Unfortunately, I fear that you are right, unless we were to switch
over to using a locale machinery of our own devising in place of that
provided by the OS.  And no, I'm not proposing that.

> ... however ... could it be reasonable to apply strxfrm and store the
> result of that in the index?  Then searches would just need byte-by-byte
> comparisons.

Yeah, you could, but I don't see the point.  I was hoping that spgist
would give us the ability to have a single index that allows both
inequality comparisons and pattern matching.  If you're going to have
one index where the strings are stored "straight" and another where
strxfrm() is applied, then you could just build two btree indexes, one
the regular way and a second with text_pattern_ops.

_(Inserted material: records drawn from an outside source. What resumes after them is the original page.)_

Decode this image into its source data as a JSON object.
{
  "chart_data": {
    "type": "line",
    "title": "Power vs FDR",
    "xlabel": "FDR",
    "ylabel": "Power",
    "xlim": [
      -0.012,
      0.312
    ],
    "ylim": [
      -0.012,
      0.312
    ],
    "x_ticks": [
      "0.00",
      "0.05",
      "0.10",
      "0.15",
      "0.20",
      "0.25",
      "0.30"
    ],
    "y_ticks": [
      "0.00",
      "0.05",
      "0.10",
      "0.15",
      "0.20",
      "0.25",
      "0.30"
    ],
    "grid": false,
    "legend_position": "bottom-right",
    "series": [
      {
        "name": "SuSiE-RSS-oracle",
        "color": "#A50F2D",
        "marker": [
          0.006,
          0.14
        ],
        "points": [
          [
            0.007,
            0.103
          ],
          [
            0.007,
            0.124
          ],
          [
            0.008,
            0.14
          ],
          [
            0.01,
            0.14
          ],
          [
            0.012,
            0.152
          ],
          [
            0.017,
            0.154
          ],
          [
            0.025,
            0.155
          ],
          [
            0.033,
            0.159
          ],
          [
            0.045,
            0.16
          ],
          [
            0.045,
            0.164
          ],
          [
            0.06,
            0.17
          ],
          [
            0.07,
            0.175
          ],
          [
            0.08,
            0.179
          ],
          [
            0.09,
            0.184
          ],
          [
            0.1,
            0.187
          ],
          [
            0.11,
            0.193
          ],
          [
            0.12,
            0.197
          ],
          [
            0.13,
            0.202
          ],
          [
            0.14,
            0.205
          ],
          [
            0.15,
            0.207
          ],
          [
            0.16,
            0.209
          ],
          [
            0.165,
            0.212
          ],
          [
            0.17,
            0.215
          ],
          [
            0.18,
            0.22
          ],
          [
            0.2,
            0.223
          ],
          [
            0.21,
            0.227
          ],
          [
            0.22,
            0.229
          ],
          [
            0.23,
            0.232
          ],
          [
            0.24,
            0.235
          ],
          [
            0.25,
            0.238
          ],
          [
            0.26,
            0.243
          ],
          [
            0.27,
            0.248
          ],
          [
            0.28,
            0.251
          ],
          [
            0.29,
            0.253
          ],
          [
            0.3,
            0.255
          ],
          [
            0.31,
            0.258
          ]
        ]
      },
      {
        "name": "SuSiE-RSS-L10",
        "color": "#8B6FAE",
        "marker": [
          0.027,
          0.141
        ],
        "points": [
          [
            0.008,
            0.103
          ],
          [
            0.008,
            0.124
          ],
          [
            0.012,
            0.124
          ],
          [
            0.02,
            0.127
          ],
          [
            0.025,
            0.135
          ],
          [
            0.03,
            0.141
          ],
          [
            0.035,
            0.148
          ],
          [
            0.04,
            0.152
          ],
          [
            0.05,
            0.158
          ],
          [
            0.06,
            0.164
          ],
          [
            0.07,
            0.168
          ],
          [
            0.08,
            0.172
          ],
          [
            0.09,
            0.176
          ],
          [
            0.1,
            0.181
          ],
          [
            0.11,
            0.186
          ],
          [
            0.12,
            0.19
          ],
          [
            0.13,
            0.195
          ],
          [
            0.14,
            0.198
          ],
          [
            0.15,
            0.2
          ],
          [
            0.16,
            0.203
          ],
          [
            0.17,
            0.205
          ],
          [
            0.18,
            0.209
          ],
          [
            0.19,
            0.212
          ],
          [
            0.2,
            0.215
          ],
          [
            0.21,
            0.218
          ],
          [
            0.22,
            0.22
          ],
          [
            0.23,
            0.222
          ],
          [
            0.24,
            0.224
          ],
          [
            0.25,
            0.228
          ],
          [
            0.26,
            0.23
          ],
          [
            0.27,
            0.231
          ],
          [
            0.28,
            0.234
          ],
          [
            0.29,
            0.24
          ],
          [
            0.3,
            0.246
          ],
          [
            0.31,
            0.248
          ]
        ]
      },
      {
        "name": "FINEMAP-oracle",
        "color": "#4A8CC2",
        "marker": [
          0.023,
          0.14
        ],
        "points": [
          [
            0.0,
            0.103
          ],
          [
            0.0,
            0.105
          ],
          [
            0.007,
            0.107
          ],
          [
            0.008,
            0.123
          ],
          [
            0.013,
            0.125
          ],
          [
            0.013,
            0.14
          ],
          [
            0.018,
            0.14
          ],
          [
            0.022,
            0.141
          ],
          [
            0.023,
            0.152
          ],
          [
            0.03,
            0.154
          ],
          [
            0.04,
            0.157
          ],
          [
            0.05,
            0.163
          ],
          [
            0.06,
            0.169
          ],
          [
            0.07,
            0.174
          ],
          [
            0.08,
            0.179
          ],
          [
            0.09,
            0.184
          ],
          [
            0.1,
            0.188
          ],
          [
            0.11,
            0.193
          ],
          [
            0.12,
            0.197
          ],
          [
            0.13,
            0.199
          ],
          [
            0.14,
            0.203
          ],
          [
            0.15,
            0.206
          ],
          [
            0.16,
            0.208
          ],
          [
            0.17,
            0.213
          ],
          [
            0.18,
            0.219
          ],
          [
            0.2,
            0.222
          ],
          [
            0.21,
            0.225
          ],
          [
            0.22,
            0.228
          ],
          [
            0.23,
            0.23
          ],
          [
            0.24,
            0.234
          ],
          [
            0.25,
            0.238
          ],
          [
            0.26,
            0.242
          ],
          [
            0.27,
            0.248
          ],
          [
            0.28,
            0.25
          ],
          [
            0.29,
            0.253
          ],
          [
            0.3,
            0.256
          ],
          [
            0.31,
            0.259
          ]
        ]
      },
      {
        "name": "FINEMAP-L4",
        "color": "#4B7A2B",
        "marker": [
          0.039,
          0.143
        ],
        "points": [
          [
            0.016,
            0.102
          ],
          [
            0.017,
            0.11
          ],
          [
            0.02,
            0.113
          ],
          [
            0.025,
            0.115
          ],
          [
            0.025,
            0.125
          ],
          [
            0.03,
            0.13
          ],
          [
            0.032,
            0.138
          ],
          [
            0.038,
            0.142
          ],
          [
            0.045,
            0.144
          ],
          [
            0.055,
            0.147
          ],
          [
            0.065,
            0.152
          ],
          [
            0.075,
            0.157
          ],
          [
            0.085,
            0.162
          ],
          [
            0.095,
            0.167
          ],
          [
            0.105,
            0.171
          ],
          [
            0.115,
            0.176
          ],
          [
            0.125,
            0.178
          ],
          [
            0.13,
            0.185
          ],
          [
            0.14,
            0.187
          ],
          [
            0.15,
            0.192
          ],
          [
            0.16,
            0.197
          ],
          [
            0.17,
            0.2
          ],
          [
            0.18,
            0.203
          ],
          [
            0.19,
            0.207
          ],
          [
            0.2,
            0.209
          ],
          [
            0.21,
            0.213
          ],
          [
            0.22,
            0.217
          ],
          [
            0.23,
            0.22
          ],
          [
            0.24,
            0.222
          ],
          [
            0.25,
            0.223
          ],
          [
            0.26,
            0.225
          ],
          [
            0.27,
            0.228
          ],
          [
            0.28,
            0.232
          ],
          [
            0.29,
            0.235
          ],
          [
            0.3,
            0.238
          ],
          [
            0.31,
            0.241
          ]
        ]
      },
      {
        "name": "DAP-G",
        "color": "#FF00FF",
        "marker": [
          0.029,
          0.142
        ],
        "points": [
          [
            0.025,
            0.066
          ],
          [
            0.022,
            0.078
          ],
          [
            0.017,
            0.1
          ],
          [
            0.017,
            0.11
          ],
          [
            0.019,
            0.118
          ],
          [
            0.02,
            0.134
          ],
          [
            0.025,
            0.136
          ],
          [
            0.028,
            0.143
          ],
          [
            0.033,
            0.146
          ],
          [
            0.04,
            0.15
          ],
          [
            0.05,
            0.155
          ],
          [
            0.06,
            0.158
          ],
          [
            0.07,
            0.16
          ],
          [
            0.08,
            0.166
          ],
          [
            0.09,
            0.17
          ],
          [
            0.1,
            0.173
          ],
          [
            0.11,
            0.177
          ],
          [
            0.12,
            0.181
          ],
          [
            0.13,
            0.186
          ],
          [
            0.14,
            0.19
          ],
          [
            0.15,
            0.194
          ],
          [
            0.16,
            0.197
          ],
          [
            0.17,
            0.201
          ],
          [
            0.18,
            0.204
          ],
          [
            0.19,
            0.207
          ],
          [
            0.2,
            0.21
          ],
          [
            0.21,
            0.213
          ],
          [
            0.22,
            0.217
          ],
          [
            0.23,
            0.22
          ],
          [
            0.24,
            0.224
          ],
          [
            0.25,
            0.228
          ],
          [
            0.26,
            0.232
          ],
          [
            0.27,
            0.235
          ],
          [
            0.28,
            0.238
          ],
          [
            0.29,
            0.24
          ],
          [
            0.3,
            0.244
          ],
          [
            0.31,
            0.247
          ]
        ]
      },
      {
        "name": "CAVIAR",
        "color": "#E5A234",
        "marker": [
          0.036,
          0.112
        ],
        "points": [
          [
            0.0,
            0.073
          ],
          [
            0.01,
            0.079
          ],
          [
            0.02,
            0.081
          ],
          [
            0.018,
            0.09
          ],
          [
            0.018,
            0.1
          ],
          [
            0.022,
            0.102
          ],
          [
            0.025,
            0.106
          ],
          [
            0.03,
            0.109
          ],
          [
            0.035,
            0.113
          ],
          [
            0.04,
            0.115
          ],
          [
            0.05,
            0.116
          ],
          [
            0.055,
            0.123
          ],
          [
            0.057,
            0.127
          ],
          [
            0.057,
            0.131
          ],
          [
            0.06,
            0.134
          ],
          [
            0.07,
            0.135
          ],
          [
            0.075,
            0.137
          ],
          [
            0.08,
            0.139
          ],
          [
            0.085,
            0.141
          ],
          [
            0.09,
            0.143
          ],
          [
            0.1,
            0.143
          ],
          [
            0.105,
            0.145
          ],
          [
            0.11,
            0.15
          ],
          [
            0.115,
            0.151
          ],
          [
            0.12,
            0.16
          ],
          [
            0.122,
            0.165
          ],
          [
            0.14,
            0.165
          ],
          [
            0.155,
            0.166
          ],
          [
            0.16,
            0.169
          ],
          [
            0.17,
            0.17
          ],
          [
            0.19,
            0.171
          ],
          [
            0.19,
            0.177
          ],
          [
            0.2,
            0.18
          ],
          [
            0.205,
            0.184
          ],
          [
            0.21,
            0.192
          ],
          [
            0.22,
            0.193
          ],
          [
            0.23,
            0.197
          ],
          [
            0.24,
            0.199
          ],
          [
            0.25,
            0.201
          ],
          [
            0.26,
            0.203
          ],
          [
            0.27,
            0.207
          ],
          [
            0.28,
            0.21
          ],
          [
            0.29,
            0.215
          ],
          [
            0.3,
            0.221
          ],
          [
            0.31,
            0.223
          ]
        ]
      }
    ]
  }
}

I'm having trouble figuring out under what set of circumstances spgist
is expected to be the best available alternative.  It only supports a
small subset of the data types that GiST does, so I suppose the point
is that it should be faster for the cases that it does handle.  And,
considering that this is all brand-new code, the fact that it's almost
keeping pace with btree on both pattern-matching and equality
comparisons is certainly respectable -- but I so far haven't found any
cases where it's a clear win.  There's limited glory in being the
almost-fastest way of indexing for a certain class of queries.
Admittedly, I haven't tried the point-in-box stuff yet.

--
Robert Haas
EnterpriseDB: http://www.enterprisedb.com
The Enterprise PostgreSQL Company


Re: spgist text_ops and LIKE

От
Tom Lane
Дата:
Robert Haas <robertmhaas@gmail.com> writes:
> I'm having trouble figuring out under what set of circumstances spgist
> is expected to be the best available alternative.  It only supports a
> small subset of the data types that GiST does, so I suppose the point
> is that it should be faster for the cases that it does handle.  And,
> considering that this is all brand-new code, the fact that it's almost
> keeping pace with btree on both pattern-matching and equality
> comparisons is certainly respectable -- but I so far haven't found any
> cases where it's a clear win.  There's limited glory in being the
> almost-fastest way of indexing for a certain class of queries.
> Admittedly, I haven't tried the point-in-box stuff yet.

I think the text opclass is mostly meant as sample code/proof-of-concept.
What spgist is likely to be good for is queries that btree can't cope
with at all.  But it's cute that we can make it handle LIKE for a few
more lines of code, so I'm fine with adding that.
        regards, tom lane


Re: spgist text_ops and LIKE

От
Alexander Korotkov
Дата:
On Thu, Feb 2, 2012 at 10:21 PM, Robert Haas <robertmhaas@gmail.com> wrote:
I'm having trouble figuring out under what set of circumstances spgist
is expected to be the best available alternative.  It only supports a
small subset of the data types that GiST does, so I suppose the point
is that it should be faster for the cases that it does handle.  And,
considering that this is all brand-new code, the fact that it's almost
keeping pace with btree on both pattern-matching and equality
comparisons is certainly respectable -- but I so far haven't found any
cases where it's a clear win.  There's limited glory in being the
almost-fastest way of indexing for a certain class of queries.

I think that current implementation of suffix tree (in particular implementation of consistent methods) in spgist is far from reveal full potential of suffix tree. I see at least two additional search types which can be efficiently evaluated using suffix tree:
1) Search by prefix regular expression. For example, search for /^a(bc|d)e[fgh]/ in single index scan.
2) Search by levenshtein distance, i.e. "SELECT * FROM tbl WHERE levenshtein(col, 'some constant') < k;" using index (surely actual syntax for such index scan would be anouther).
This is only two additional applications which first comes to my mind, there could be other. Unfortunately, I don't have enough of time for it now. But I like to put my hands on this in future.

Admittedly, I haven't tried the point-in-box stuff yet.

In short, I believe spgist for geometrical data-types is more CPU-effective and less IO-effective than gist. Gist have to call consistent method for all index tuples of the page it uses in scan, while spgist scans smaller nodes. Sure, comprehensive testing is required for doing final conclusion about that. 

-----
With best regards,
Alexander Korotkov.